Letter from the Vicar (May 2010)
While travelling up to visit relatives after Easter I listened carefully to a radio programme that I always enjoy, but rarely attend to carefully. It is called Start the Week and is hosted by Andrew Marr. On this occasion the programme hailed from Lambeth Palace and the contributors included the Archbishop of Canterbury, the atheist author Philip Pullman, the Muslim scholar Professor Mona Siddiqui and the Jewish atheist David Baddiel. It was in the course of this programme that Rowan Williams spoke of the Irish Roman Catholic Church as “losing all credibility” – an observation rather than a judgement.
The point I want to make about this programme, however, is not connected with that comment. No, what struck me about the discussion was the excellent way in which the four contributors and the compère conducted themselves. Rather than the rancorous and self-serving debates that are so often heard and seen on radio and television, this one was a model of courtesy and luminosity. By that I mean that the listeners were really enlightened by the discussion. It served to make us think about the issues discussed. Furthermore the participants genuinely listened to each other with humility and sought to discover areas of agreement rather than of disagreement and dispute.
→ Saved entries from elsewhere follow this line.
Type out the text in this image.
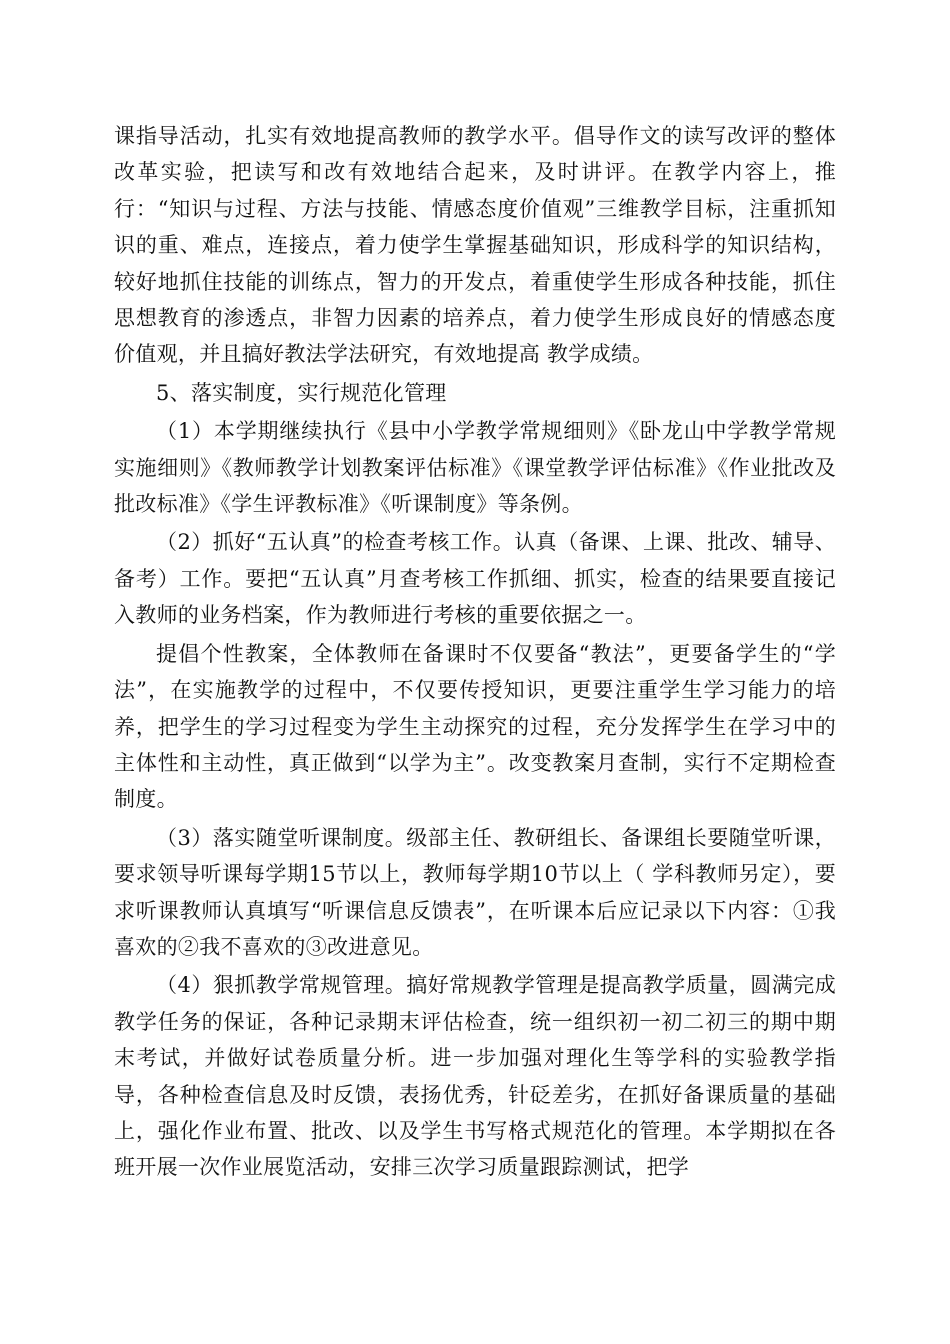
课指导活动，扎实有效地提高教师的教学水平。倡导作文的读写改评的整体改革实验，把读写和改有效地结合起来，及时讲评。在教学内容上，推行：“知识与过程、方法与技能、情感态度价值观”三维教学目标，注重抓知识的重、难点，连接点，着力使学生掌握基础知识，形成科学的知识结构，较好地抓住技能的训练点，智力的开发点，着重使学生形成各种技能，抓住思想教育的渗透点，非智力因素的培养点，着力使学生形成良好的情感态度价值观，并且搞好教法学法研究，有效地提高 教学成绩。

5、落实制度，实行规范化管理

（1）本学期继续执行《县中小学教学常规细则》《卧龙山中学教学常规实施细则》《教师教学计划教案评估标准》《课堂教学评估标准》《作业批改及批改标准》《学生评教标准》《听课制度》等条例。

（2）抓好“五认真”的检查考核工作。认真（备课、上课、批改、辅导、备考）工作。要把“五认真”月查考核工作抓细、抓实，检查的结果要直接记入教师的业务档案，作为教师进行考核的重要依据之一。

提倡个性教案，全体教师在备课时不仅要备“教法”，更要备学生的“学法”，在实施教学的过程中，不仅要传授知识，更要注重学生学习能力的培养，把学生的学习过程变为学生主动探究的过程，充分发挥学生在学习中的主体性和主动性，真正做到“以学为主”。改变教案月查制，实行不定期检查制度。

（3）落实随堂听课制度。级部主任、教研组长、备课组长要随堂听课，要求领导听课每学期15节以上，教师每学期10节以上（ 学科教师另定），要求听课教师认真填写“听课信息反馈表”，在听课本后应记录以下内容：①我喜欢的②我不喜欢的③改进意见。

（4）狠抓教学常规管理。搞好常规教学管理是提高教学质量，圆满完成教学任务的保证，各种记录期末评估检查，统一组织初一初二初三的期中期末考试，并做好试卷质量分析。进一步加强对理化生等学科的实验教学指导，各种检查信息及时反馈，表扬优秀，针砭差劣，在抓好备课质量的基础上，强化作业布置、批改、以及学生书写格式规范化的管理。本学期拟在各班开展一次作业展览活动，安排三次学习质量跟踪测试，把学
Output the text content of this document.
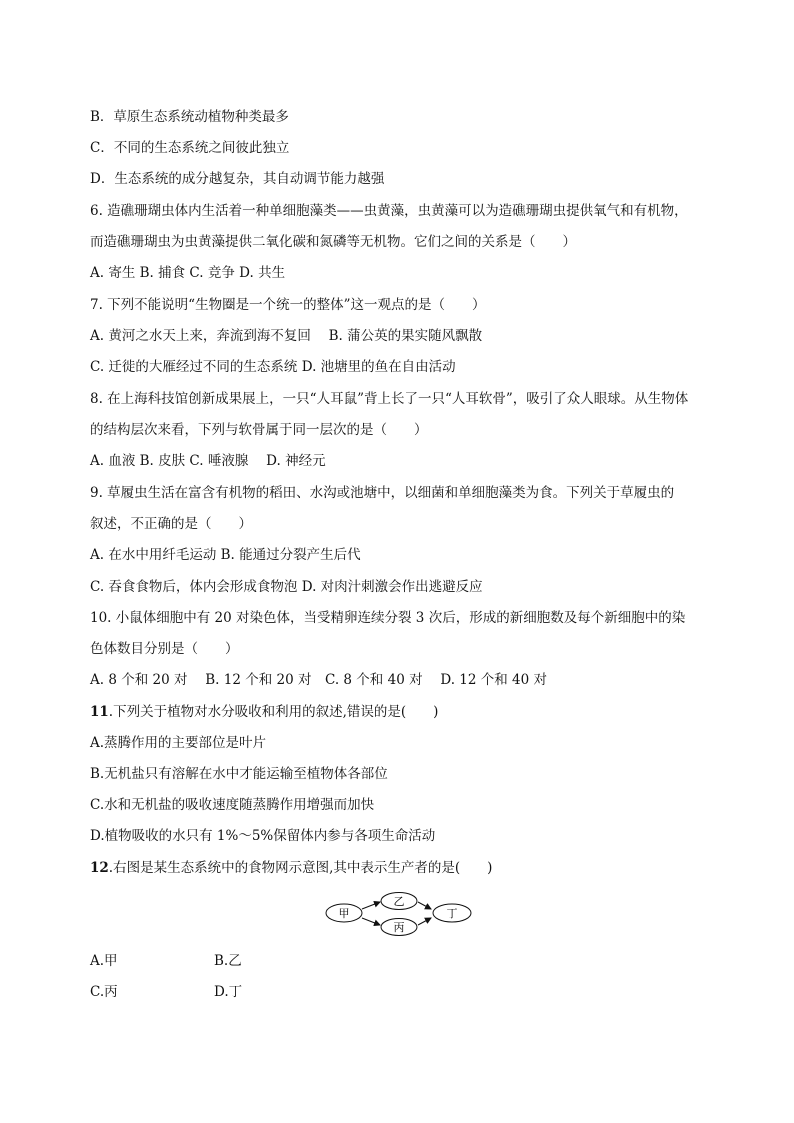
B．草原生态系统动植物种类最多
C．不同的生态系统之间彼此独立
D．生态系统的成分越复杂，其自动调节能力越强
6. 造礁珊瑚虫体内生活着一种单细胞藻类——虫黄藻，虫黄藻可以为造礁珊瑚虫提供氧气和有机物，
而造礁珊瑚虫为虫黄藻提供二氧化碳和氮磷等无机物。它们之间的关系是（　　）
A. 寄生 B. 捕食 C. 竞争 D. 共生
7. 下列不能说明“生物圈是一个统一的整体”这一观点的是（　　）
A. 黄河之水天上来，奔流到海不复回　 B. 蒲公英的果实随风飘散
C. 迁徙的大雁经过不同的生态系统 D. 池塘里的鱼在自由活动
8. 在上海科技馆创新成果展上，一只“人耳鼠”背上长了一只“人耳软骨”，吸引了众人眼球。从生物体
的结构层次来看，下列与软骨属于同一层次的是（　　）
A. 血液 B. 皮肤 C. 唾液腺　 D. 神经元
9. 草履虫生活在富含有机物的稻田、水沟或池塘中，以细菌和单细胞藻类为食。下列关于草履虫的
叙述，不正确的是（　　）
A. 在水中用纤毛运动 B. 能通过分裂产生后代
C. 吞食食物后，体内会形成食物泡 D. 对肉汁刺激会作出逃避反应
10. 小鼠体细胞中有 20 对染色体，当受精卵连续分裂 3 次后，形成的新细胞数及每个新细胞中的染
色体数目分别是（　　）
A. 8 个和 20 对　 B. 12 个和 20 对　C. 8 个和 40 对　 D. 12 个和 40 对
11.下列关于植物对水分吸收和利用的叙述,错误的是(　　)
A.蒸腾作用的主要部位是叶片
B.无机盐只有溶解在水中才能运输至植物体各部位
C.水和无机盐的吸收速度随蒸腾作用增强而加快
D.植物吸收的水只有 1%～5%保留体内参与各项生命活动
12.右图是某生态系统中的食物网示意图,其中表示生产者的是(　　)
甲
乙
丙
丁
A.甲	B.乙
C.丙	D.丁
By comparison so much of the political rhetoric of our day and age serves only to confuse and bamboozle the listener.
Those engaged in debate do not attend to what each other are saying and speak in shrill voices to ensure their point is made. In many ways I don’t blame the politicians for this. It is in very large measure the media that has had this effect. The incursion of media-savvy spin doctors into the world of politics has had a most deleterious impact and threatens to undermine the well being of our democracy. I know a number of politicians. I know them to be clever and honest people. But they often come across as deceitful and devious because of the games they have to play to cope with the media. It has often been said that you get the politicians you deserve. In our age we are all so in thrall to the media that we are certainly getting the politics the media is willing to deliver us.
But what has all this to do with Christianity and the Church? Only this. The Church is increasingly placing itself into a ghetto. I put it that way round because I believe that is the truth of it. Others say that the Church is being marginalized or even persecuted in contemporary society. This is a gross exaggeration. If the Church is finding itself at the margins of our society it is because Christians choose to place themselves there. It seems to me that some Christians are becoming more and more like the shrill politicians we disparage. They are not listening to other Christians and other people in society. They are seeing things solely from their own perspective. Some Christians are asking for opt-outs from the law of the land, for special consideration for their views on this and that subject. Lord Carey even recently said we needed judges specially sympathetic to Christianity to deal with cases involving Christians.
This disengagement with the rest of society is a profoundly negative development. It will undermine the Church of England in particular as a national Church which seeks to serve everyone in this country. Instead of such a negative and self-serving approach let us rather listen to what other people are saying to us and engage with humility in lively and courteous debate about what is best and right for everyone. This is surely the way of Christ who gives us an example of loving, self-denying service, not self-assertive zealotry.